Dark Chapter by Winnie M Li – A Blog Tour Post!
This is a novel which has found its time. It speaks of a harsh event, the attack on a woman which changes her whole world view. It shows how a confident, able, articulate woman is completely thrown by the actions of an anonymous young man, how her life changes within an hour. No detail is held back, nothing is hidden. The details are all there both of the attack itself and the aftermath. The anguish, the fear, the tearing sorrow. Vivian, the young woman is shown growing up, her first tentative encounters with men, her overwhelming desire to walk, hike, to discover landscape on her own. How this part of her life becomes corrupted so that she can no longer find pleasure in the world around her. It is also a testament to the power of friendship, those who support her in the immediate aftermath, those whose anger against the attacker takes the strain of that emotion from her, even if they can take nothing else. She finds that “Anger is too destructive, too exhausting”.
The very young man who carries out the attack is no faceless stranger to the reader. The first third of the novel alternates between the story of Vivian’s life and the disturbing background of Johnny that has left him the person he is, the person he becomes at the time of the attack. His family are Travellers, permanent outsiders in Ireland, a place where outstanding scenery overlaps with urban deprivation. Not that this book spends too long portraying the scenery, except in describing its effects on the lives of those who live among the squalor. There is a way in which the attack itself despoils the setting, symbolised by a water bottle which falls into an inaccessible spot, a manufactured incursion into the natural backdrop. Johnny is not self -pitying, just full of the needs of young men as he is, the attitude to women, girls, the calculations to achieve temporary satisfaction. Vivian is a target because she is there, alone, and in his sight, available. He fails to understand the enormity of his crime, rationalises it to himself, prepares explanations that will justify what he did to Vivian.

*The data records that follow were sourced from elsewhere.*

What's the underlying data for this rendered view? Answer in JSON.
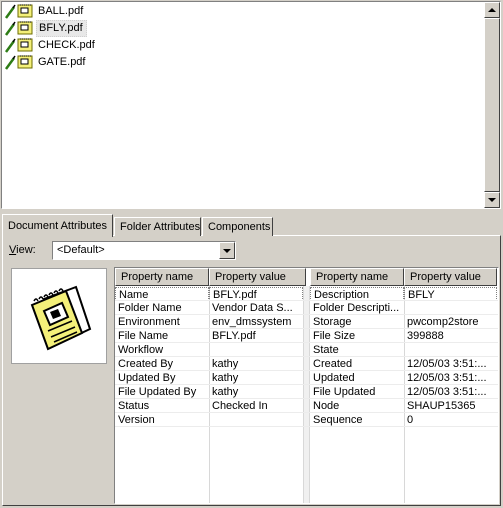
{
  "files": [
    {
      "name": "BALL.pdf",
      "selected": false
    },
    {
      "name": "BFLY.pdf",
      "selected": true
    },
    {
      "name": "CHECK.pdf",
      "selected": false
    },
    {
      "name": "GATE.pdf",
      "selected": false
    }
  ],
  "tabs": [
    {
      "label": "Document Attributes",
      "active": true
    },
    {
      "label": "Folder Attributes",
      "active": false
    },
    {
      "label": "Components",
      "active": false
    }
  ],
  "view": {
    "label_prefix": "",
    "label_underlined": "V",
    "label_rest": "iew:",
    "value": "<Default>"
  },
  "grid": {
    "headers": [
      "Property name",
      "Property value",
      "Property name",
      "Property value"
    ],
    "rows": [
      [
        "Name",
        "BFLY.pdf",
        "Description",
        "BFLY"
      ],
      [
        "Folder Name",
        "Vendor Data S...",
        "Folder Descripti...",
        ""
      ],
      [
        "Environment",
        "env_dmssystem",
        "Storage",
        "pwcomp2store"
      ],
      [
        "File Name",
        "BFLY.pdf",
        "File Size",
        "399888"
      ],
      [
        "Workflow",
        "",
        "State",
        ""
      ],
      [
        "Created By",
        "kathy",
        "Created",
        "12/05/03 3:51:..."
      ],
      [
        "Updated By",
        "kathy",
        "Updated",
        "12/05/03 3:51:..."
      ],
      [
        "File Updated By",
        "kathy",
        "File Updated",
        "12/05/03 3:51:..."
      ],
      [
        "Status",
        "Checked In",
        "Node",
        "SHAUP15365"
      ],
      [
        "Version",
        "",
        "Sequence",
        "0"
      ]
    ]
  }
}
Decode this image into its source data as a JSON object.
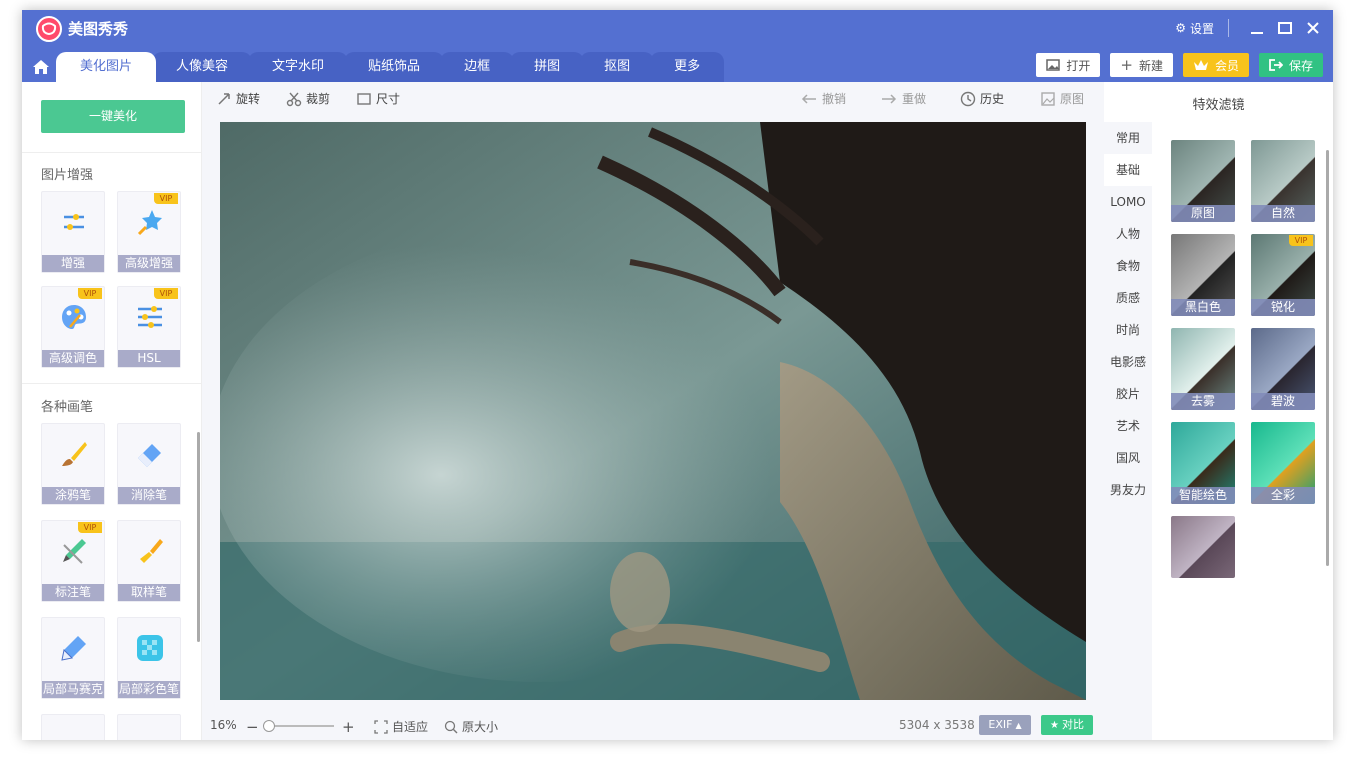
{
  "app": {
    "title": "美图秀秀"
  },
  "window": {
    "settings_label": "设置"
  },
  "nav": {
    "tabs": [
      "美化图片",
      "人像美容",
      "文字水印",
      "贴纸饰品",
      "边框",
      "拼图",
      "抠图",
      "更多"
    ],
    "active_tab": "美化图片"
  },
  "actions": {
    "open": "打开",
    "new": "新建",
    "vip": "会员",
    "save": "保存"
  },
  "left_panel": {
    "one_click": "一键美化",
    "section_enhance": "图片增强",
    "enhance_tools": [
      "增强",
      "高级增强",
      "高级调色",
      "HSL"
    ],
    "section_brush": "各种画笔",
    "brush_tools": [
      "涂鸦笔",
      "消除笔",
      "标注笔",
      "取样笔",
      "局部马赛克",
      "局部彩色笔"
    ],
    "vip_badge": "VIP"
  },
  "toolbar": {
    "rotate": "旋转",
    "crop": "裁剪",
    "size": "尺寸",
    "undo": "撤销",
    "redo": "重做",
    "history": "历史",
    "original": "原图"
  },
  "status": {
    "zoom": "16%",
    "fit": "自适应",
    "actual": "原大小",
    "dimensions": "5304 x 3538",
    "exif": "EXIF",
    "compare": "对比"
  },
  "right_panel": {
    "title": "特效滤镜",
    "categories": [
      "常用",
      "基础",
      "LOMO",
      "人物",
      "食物",
      "质感",
      "时尚",
      "电影感",
      "胶片",
      "艺术",
      "国风",
      "男友力"
    ],
    "active_category": "基础",
    "filters": [
      "原图",
      "自然",
      "黑白色",
      "锐化",
      "去雾",
      "碧波",
      "智能绘色",
      "全彩"
    ]
  },
  "colors": {
    "accent": "#5470d1",
    "green": "#4bc892",
    "gold": "#f8c31b"
  }
}
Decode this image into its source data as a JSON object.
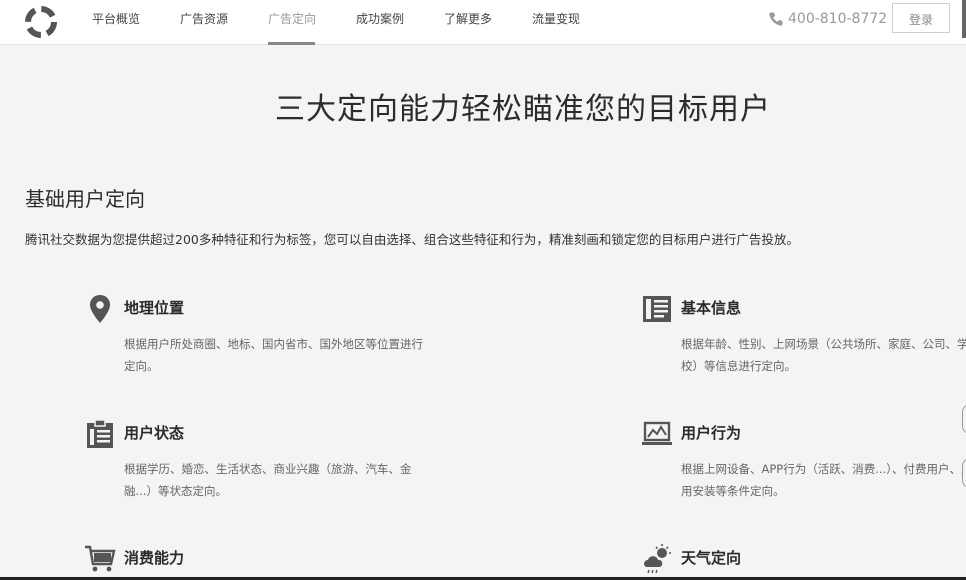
{
  "nav": {
    "items": [
      {
        "label": "平台概览",
        "active": false
      },
      {
        "label": "广告资源",
        "active": false
      },
      {
        "label": "广告定向",
        "active": true
      },
      {
        "label": "成功案例",
        "active": false
      },
      {
        "label": "了解更多",
        "active": false
      },
      {
        "label": "流量变现",
        "active": false
      }
    ],
    "phone": "400-810-8772",
    "login_label": "登录"
  },
  "hero": {
    "title": "三大定向能力轻松瞄准您的目标用户"
  },
  "section": {
    "title": "基础用户定向",
    "desc": "腾讯社交数据为您提供超过200多种特征和行为标签，您可以自由选择、组合这些特征和行为，精准刻画和锁定您的目标用户进行广告投放。"
  },
  "features": [
    {
      "icon": "location-pin-icon",
      "title": "地理位置",
      "desc": "根据用户所处商圈、地标、国内省市、国外地区等位置进行定向。"
    },
    {
      "icon": "profile-card-icon",
      "title": "基本信息",
      "desc": "根据年龄、性别、上网场景（公共场所、家庭、公司、学校）等信息进行定向。"
    },
    {
      "icon": "clipboard-icon",
      "title": "用户状态",
      "desc": "根据学历、婚恋、生活状态、商业兴趣（旅游、汽车、金融...）等状态定向。"
    },
    {
      "icon": "laptop-chart-icon",
      "title": "用户行为",
      "desc": "根据上网设备、APP行为（活跃、消费...）、付费用户、应用安装等条件定向。"
    },
    {
      "icon": "shopping-cart-icon",
      "title": "消费能力",
      "desc": ""
    },
    {
      "icon": "weather-icon",
      "title": "天气定向",
      "desc": ""
    }
  ],
  "colors": {
    "background": "#f4f4f4",
    "header_bg": "#ffffff",
    "icon": "#555555",
    "text_dark": "#2a2a2a",
    "text_muted": "#666666"
  }
}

This is an intense book which does not hold back on the telling detail, the mundane nature of life, the sometimes terrifying reality of experience. The ongoing nature of post traumatic stress which is the relentless aftermath of an attack is brilliantly described, Vivian’s life totally changed by the events of one afternoon. This book is written by a survivor of an attack, though a completely fictional treatment of the subject. There is no apology made for the attacker, but some explanation of what he did, and why he attacked Vivian in the way that he did, his self- deceit and self- justification. This is Vivian’s story, the woman “irrevocably changed”. This book gives a burning insight of a life changing event for both the attacker and the attacked, with the hope that there is survival, even recovery. This is not an easy book to read in its subject matter, but it draws the reader in, propelling onwards as a long walk, full of human understanding.
It was really interesting to be on the Blog Tour for Dark Chapter; it is undoubtedly a significant book, winning at least one major prize and a lot of interest. Thanks, Legend Press for the review copy!